Bottom Line: We're up to our 15th midterm election update. Here's what history tells us about midterm elections:
Since the advent of the current two-party system (39 midterm elections) we've averaged the President's party losing 4 Senate seats and 30 seats in the House. If that happens this year Democrats would retake control of both chambers of Congress. Democrats only need to flip two Senate seats to retake control and they need 24 seats in the House. History is on the side of the Democrats reclaiming control going into this cycle.
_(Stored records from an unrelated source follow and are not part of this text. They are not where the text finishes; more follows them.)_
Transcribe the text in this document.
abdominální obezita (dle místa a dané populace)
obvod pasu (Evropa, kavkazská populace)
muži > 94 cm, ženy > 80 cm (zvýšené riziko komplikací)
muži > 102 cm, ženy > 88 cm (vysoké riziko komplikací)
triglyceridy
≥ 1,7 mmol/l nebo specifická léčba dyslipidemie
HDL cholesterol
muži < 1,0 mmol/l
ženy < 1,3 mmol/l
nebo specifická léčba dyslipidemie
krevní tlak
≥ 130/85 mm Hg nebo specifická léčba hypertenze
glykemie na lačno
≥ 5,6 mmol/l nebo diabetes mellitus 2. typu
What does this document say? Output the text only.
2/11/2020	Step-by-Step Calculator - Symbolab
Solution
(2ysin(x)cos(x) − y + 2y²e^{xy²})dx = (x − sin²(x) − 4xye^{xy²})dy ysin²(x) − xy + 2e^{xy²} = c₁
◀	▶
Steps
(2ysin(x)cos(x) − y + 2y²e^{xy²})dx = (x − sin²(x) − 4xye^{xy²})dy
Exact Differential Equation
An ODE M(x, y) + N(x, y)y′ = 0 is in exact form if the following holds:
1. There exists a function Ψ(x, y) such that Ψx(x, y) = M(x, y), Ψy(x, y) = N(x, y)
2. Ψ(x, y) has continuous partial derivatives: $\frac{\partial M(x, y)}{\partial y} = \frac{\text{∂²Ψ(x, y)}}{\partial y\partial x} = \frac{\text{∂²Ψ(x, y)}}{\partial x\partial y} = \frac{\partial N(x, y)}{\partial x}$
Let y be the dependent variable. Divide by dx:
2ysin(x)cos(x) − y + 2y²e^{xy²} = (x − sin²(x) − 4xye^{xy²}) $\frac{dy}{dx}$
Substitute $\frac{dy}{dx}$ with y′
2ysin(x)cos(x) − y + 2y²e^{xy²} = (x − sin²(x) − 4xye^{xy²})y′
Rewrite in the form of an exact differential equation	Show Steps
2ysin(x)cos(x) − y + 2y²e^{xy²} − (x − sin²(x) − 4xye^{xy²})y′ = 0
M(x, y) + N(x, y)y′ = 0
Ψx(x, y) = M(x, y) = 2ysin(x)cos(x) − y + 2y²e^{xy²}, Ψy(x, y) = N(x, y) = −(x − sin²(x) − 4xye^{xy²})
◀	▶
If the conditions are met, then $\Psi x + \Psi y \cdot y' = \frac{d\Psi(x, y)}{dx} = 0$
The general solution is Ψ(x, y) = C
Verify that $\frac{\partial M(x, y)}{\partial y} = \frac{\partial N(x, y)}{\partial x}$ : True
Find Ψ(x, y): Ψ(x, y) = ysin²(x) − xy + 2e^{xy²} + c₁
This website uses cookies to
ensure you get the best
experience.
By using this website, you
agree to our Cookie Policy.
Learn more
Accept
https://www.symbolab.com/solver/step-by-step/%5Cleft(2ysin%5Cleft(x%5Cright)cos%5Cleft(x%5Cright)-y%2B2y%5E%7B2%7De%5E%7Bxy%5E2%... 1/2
There are only three times that the incumbent President's party has gained seats (1934 during FDR's first term, 1998 during Bill Clinton's second term and 2002 during George W. Bush's first term) thus only 3 out of 39 midterm elections have resulted in the President's party gaining seats. Here's another way of looking at it... History suggests there's a 92% chance Democrats will gain Congressional seats this year. The question becomes how many. That's where it's helpful to look at the history of generic ballot polls and outcomes. These are the past four cycles:
The first number is the average generic ballot polling on Election Day and the second is the actual result:
2014: GOP +2.4 - GOP +5.7 = GOP +3.3%
2010: GOP +9.4 - GOP +6.8 = GOP -2.6%
2006: DEM +11.5 - DEM +7.9 = DEM -3.6%
2002: GOP +1.7 - GOP +4.6 = GOP +2.9%
The first takeaway is that the polls average being off by about 3% - however history has shown that the party with a generic ballot advantage has always performed the best in the midterm elections - so this perspective is highly predictive of which party is best positioned for the cycle. As of today, the generic ballot says (average of accredited polling over the past week)...
Current: DEM: +8%
Democrats added one point to their generic ballot lead over the past week (for the 2nd consecutive week). That eight-point margin historically would be a recipe for Democrats to have the success they're seeking this fall. While the generic ballot is just a third of the picture (with the specific candidates and the issues in the specific elections rounding out the races), Democrats are sitting right where they need to be to pull out a big win this fall. Were this margin to hold by Election Day Democrats would be positioned to pick up 28 seats in the US House and three Senate seats – enough to retake complete control of Congress.
Once we get past the primaries and can track specific races, we're likely to see a myriad of tight races this year - much more so than in typical midterm cycles. This story is a third of the overall election equation. It's the equivalent of "home field advantage" in a sporting event. Right now, Democrats have a solid "home field advantage".